La découverte d’une culture oubliée

Festival du film maghrébin de Nabeul : «Close-up» sur le cinéma amazigh

Dans une salle presque vide, les projections continuaient en cette troisième journée (vendredi 9 septembre) du Festival du film magrébin à Nabeul, consacrée à un Close-up sur le cinéma amazigh. Et comme si le manque de public ne suffisait pas, une panne technique est venue remuer le couteau dans la plaie…Passons.

La première séance de projection, prévue à 16h00 a été une vraie catastrophe. Après de vains essais, les organisateurs sont arrivés, tant bien que mal, à projeter sur l’écran un court métrage Weldi ya Moulay et un long métrage Mimezrane (La femme aux tresses) de Ali Mouzaoui, au lieu de Mon cheval de Abdellatif Fodil et de La maison jaune de Omar Hekkar.

Heureusement que la deuxième séance s’est déroulée dans de meilleures conditions. Le programme proposé a été respecté et on a eu donc droit à Mokhtar de Halima Ouardiri et à La montagne de Baya de Azzedine Madour. Malgré la panne et les images parfois « défigurées », le public a pu découvrir un aspect d’une culture oubliée, qui nous est pourtant proche. Il a écouté une langue étrangère à nos ouïes, mais qui pourrait être la nôtre…

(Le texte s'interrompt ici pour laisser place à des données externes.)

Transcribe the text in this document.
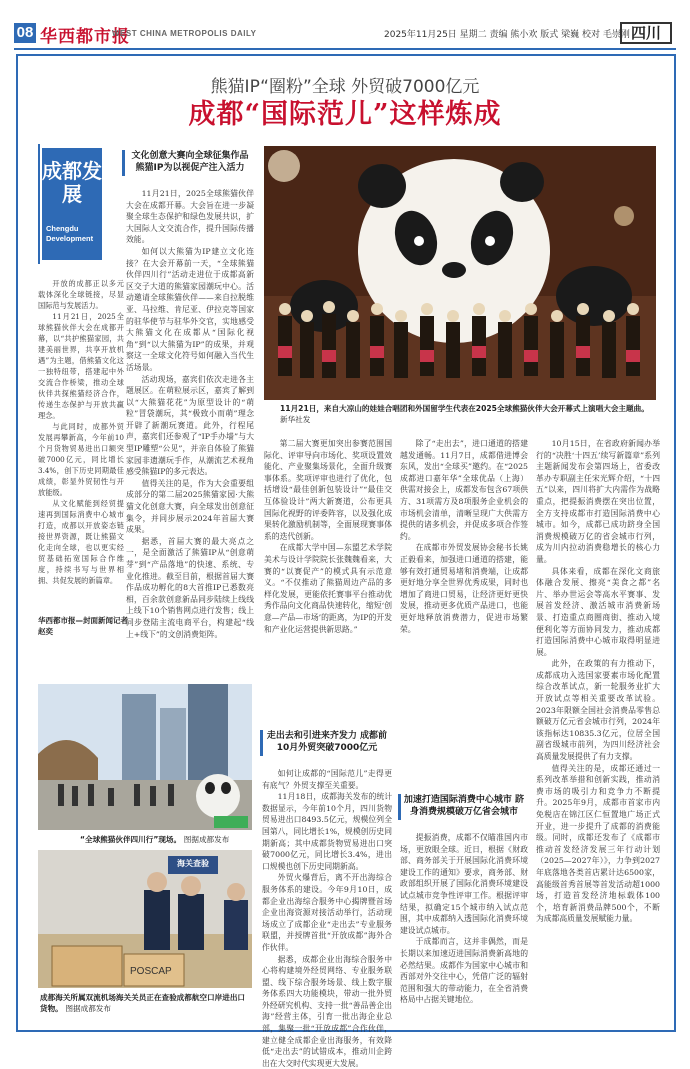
08 华西都市报
WEST CHINA METROPOLIS DAILY	2025年11月25日 星期二 责编 熊小欢 版式 梁巍 校对 毛崇刚 四川
熊猫IP“圈粉”全球 外贸破7000亿元
成都“国际范儿”这样炼成
成都发展
Chengdu Development

开放的成都正以多元载体深化全球链接，尽显国际范与发展活力。

11月21日，2025全球熊猫伙伴大会在成都开幕，以“共护熊猫家园，共建美丽世界，共享开放机遇”为主题，借熊猫文化这一独特纽带，搭建起中外交流合作桥梁，推动全球伙伴共探熊猫经济合作，传递生态保护与开放共赢理念。

与此同时，成都外贸发展再攀新高，今年前10个月货物贸易进出口额突破7000亿元，同比增长3.4%，创下历史同期最佳成绩，彰显外贸韧性与开放能级。

从文化赋能到经贸提速再到国际消费中心城市打造，成都以开放姿态链接世界资源，既让熊猫文化走向全球，也以更实经贸基础拓宽国际合作维度，持续书写与世界相拥、共促发展的新篇章。

华西都市报—封面新闻记者 赵奕
11月21日，来自大凉山的娃娃合唱团和外国留学生代表在2025全球熊猫伙伴大会开幕式上演唱大会主题曲。 新华社发
“全球熊猫伙伴四川行”现场。 图据成都发布
POSCAP
海关查验
成都海关所属双流机场海关关员正在查验成都航空口岸进出口货物。 图据成都发布
文化创意大赛向全球征集作品 熊猫IP为以视促产注入活力

11月21日，2025全球熊猫伙伴大会在成都开幕。大会旨在进一步凝聚全球生态保护和绿色发展共识，扩大国际人文交流合作，提升国际传播效能。

如何以大熊猫为IP建立文化连接？在大会开幕前一天，“全球熊猫伙伴四川行”活动走进位于成都高新区交子大道的熊猫家园潮玩中心。活动邀请全球熊猫伙伴——来自拉脱维亚、马拉维、肯尼亚、伊拉克等国家的驻华使节与驻华外交官，实地感受大熊猫文化在成都从“国际化视角”到“以大熊猫为IP”的成果，并观察这一全球文化符号如何融入当代生活场景。

活动现场，嘉宾们依次走进各主题展区。在萌粒展示区，嘉宾了解到以“大熊猫花花”为原型设计的“萌粒”冒袋潮玩，其“极致小而萌”理念开辟了新潮玩赛道。此外，行程尾声，嘉宾们还参观了“IP手办墙”与大型IP雕塑“公见”，并亲自体验了熊猫家园非遗潮玩手作，从潮流艺术视角感受熊猫IP的多元表达。

值得关注的是，作为大会重要组成部分的第二届2025熊猫家园·大熊猫文化创意大赛，向全球发出创意征集令，并同步展示2024年首届大赛成果。

据悉，首届大赛的最大亮点之一，是全面激活了熊猫IP从“创意萌芽”到“产品落地”的快速、系统、专业化推进。截至目前，根据首届大赛作品成功孵化的8大首推IP已悉数亮相，百余款创意新品同步陆续上线线上线下10个销售网点进行发售；线上同步登陆主流电商平台，构建起“线上+线下”的文创消费矩阵。

第二届大赛更加突出参赛范围国际化、评审导向市场化、奖项设置效能化、产业聚集场景化，全面升级赛事体系。奖项评审也进行了优化，包括增设“最佳创新包装设计”“最佳交互体验设计”两大新赛道，公布更具国际化视野的评委阵容，以及强化成果转化激励机制等，全面展现赛事体系的迭代创新。

在成都大学中国—东盟艺术学院美术与设计学院院长张魏魏看来，大赛的“以赛促产”的模式具有示范意义。“不仅推动了熊猫周边产品的多样化发展，更能依托赛事平台推动优秀作品向文化商品快速转化，缩短‘创意—产品—市场’的距离，为IP的开发和产业化运营提供新思路。”

走出去和引进来齐发力 成都前10月外贸突破7000亿元

如何让成都的“国际范儿”走得更有底气？外贸支撑至关重要。

11月18日，成都海关发布的统计数据显示，今年前10个月，四川货物贸易进出口8493.5亿元，规模位列全国第八，同比增长1%，规模创历史同期新高；其中成都货物贸易进出口突破7000亿元，同比增长3.4%，进出口规模也创下历史同期新高。

外贸火爆背后，离不开出海综合服务体系的建设。今年9月10日，成都企业出海综合服务中心揭牌暨首场企业出海资源对接活动举行，活动现场成立了成都企业“走出去”专业服务联盟，并授牌首批“开放成都”海外合作伙伴。

据悉，成都企业出海综合服务中心将构建境外经贸网络、专业服务联盟、线下综合服务场景、线上数字服务体系四大功能模块，带动一批外贸外经研究机构、支持一批“善品善企出海”经营主体，引育一批出海企业总部，集聚一批“开放成都”合作伙伴，建立健全成都企业出海服务，有效降低“走出去”的试错成本，推动川企跨出在大交时代实现更大发展。

除了“走出去”，进口通道的搭建越发通畅。11月7日，成都借进博会东风，发出“全球买”邀约。在“2025成都进口嘉年华”全球优品（上海）供需对接会上，成都发布包含67项供方、31项需方及8项服务企业机会的市场机会清单，清晰呈现广大供需方提供的诸多机会，并促成多项合作签约。

在成都市外贸发展协会秘书长姚正毅看来，加强进口通道的搭建，能够有效打通贸易堵和消费端，让成都更好地分享全世界优秀成果，同时也增加了商进口贸易，让经济更好更快发展，推动更多优质产品进口，也能更好地释放消费潜力，促进市场繁荣。

加速打造国际消费中心城市 跻身消费规模破万亿省会城市

提振消费，成都不仅瞄准国内市场，更放眼全球。近日，根据《财政部、商务部关于开展国际化消费环境建设工作的通知》要求，商务部、财政部组织开展了国际化消费环境建设试点城市竞争性评审工作。根据评审结果，拟确定15个城市纳入试点范围，其中成都纳入透国际化消费环境建设试点城市。

于成都而言，这并非偶然，而是长期以来加速迈进国际消费新高地的必然结果。成都作为国家中心城市和西部对外交往中心，凭借广泛的辐射范围和强大的带动能力，在全省消费格局中占据关键地位。

10月15日，在省政府新闻办举行的“决胜‘十四五’续写新篇章”系列主题新闻发布会第四场上，省委改革办专职副主任宋光辉介绍，“十四五”以来，四川将扩大内需作为战略重点，把提振消费摆在突出位置，全方支持成都市打造国际消费中心城市。如今，成都已成功跻身全国消费规模破万亿的省会城市行列，成为川内拉动消费稳增长的核心力量。

具体来看，成都在深化文商旅体融合发展、擦亮“美食之都”名片、举办世运会等高水平赛事、发展首发经济、激活城市消费新场景、打造重点商圈商街、推动入境便利化等方面协同发力，推动成都打造国际消费中心城市取得明显进展。

此外，在政策的有力推动下，成都成功入选国家要素市场化配置综合改革试点，新一轮服务业扩大开放试点等相关重要改革试验。2023年限额全国社会消费品零售总额破万亿元省会城市行列，2024年该指标达10835.3亿元，位居全国副省级城市前列，为四川经济社会高质量发展提供了有力支撑。

值得关注的是，成都还通过一系列改革举措和创新实践，推动消费市场的吸引力和竞争力不断提升。2025年9月，成都市首家市内免税店在锦江区仁恒置地广场正式开业，进一步提升了成都的消费能级。同时，成都还发布了《成都市推动首发经济发展三年行动计划（2025—2027年）》，力争到2027年底落地各类首店累计达6500家，高能级首秀首展等首发活动超1000场，打造首发经济地标载体100个，培育新消费品牌500个，不断为成都高质量发展赋能力量。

Ce festival, en dépit de ses tâtonnements et de son balbutiement, ouvre la voie à une nouvelle optique artistique, sociologique, historique et identitaire. Il dresse une mosaïque culturelle et linguistique des pays du Maghreb, tout comme le Festival culturel national annuel du film amazigh d’Algérie (Fcnafa), invité d’honneur de la session, en la personne de son directeur, Hachemi Assad.

Contes et légendes

Ce cinéma traduit autant de valeurs que d’émotions. Il raconte les légendes et les croyances d’une population qui n’a pas cessé de lutter pour la conservation de sa mémoire collective. Ce cinéma décrit la relation intime que nourrit l’humain avec la nature et les animaux. Il parle de l’amour et de la beauté sur un ton pur et sincère, à la limite du naïf…

Mimezrane commence par la formule magique : « Il était une fois ». Il relate l’histoire d’une jeune fille surnommée Mimezrane, belle, aux yeux étrangement tristes. Elle tombe amoureuse de Hennouche, un malicieux petit garçon aux grands yeux noirs. Leur vie était paisible jusqu’au jour où leurs pas les menèrent au-delà de la rivière. Là, un horrible épouvantail veillait sur une aire où ne poussait aucune fleur. Mimezrane, prise de pitié pour les oiseaux, supplia Hennouche de brûler l’épouvantail…

Le temps passa et les amoureux voulaient se marier. Mimezrane avoue à son soupirant sa malédiction secrète. La jeune fille est condamnée à rester stérile, tant qu’elle ne porterait pas les deux bracelets de la fécondité. Hennouche, fou d’amour pour elle, part à la conquête des bijoux au risque de perdre la vue, car la légende veut que toute personne qui verrait les bracelets avant de les toucher, devient aveugle…A son retour, la fille aux tresses, qu’on a mariée entretemps, fut lapidée jusqu’à la mort, victime de son grand amour.

L’histoire de Baya, l’héroïne du film de Azzedine Madour n’est pas plus heureuse que celle de Mimezrane. Elle était la fille du guide spirituel d’un groupe de la résistance berbère qui a dû céder devant l’invasion française. Les terres de Kabylie ont été colonisées et certains villageois contraints à fuir vers les montagnes arides, devenues leur lieu d’exil. Le personnage de Baya reflète la tristesse et la frustration vécues par son peuple. Victime de l’injustice sociale, son amour a été également brisé et son époux tué par son rival de toujours, Saïd, le fils de Bavh-agha…

Une belle découverte en somme. On espère que ce festival enrichira cette vocation, en améliorant et en soignant davantage les conditions de projection.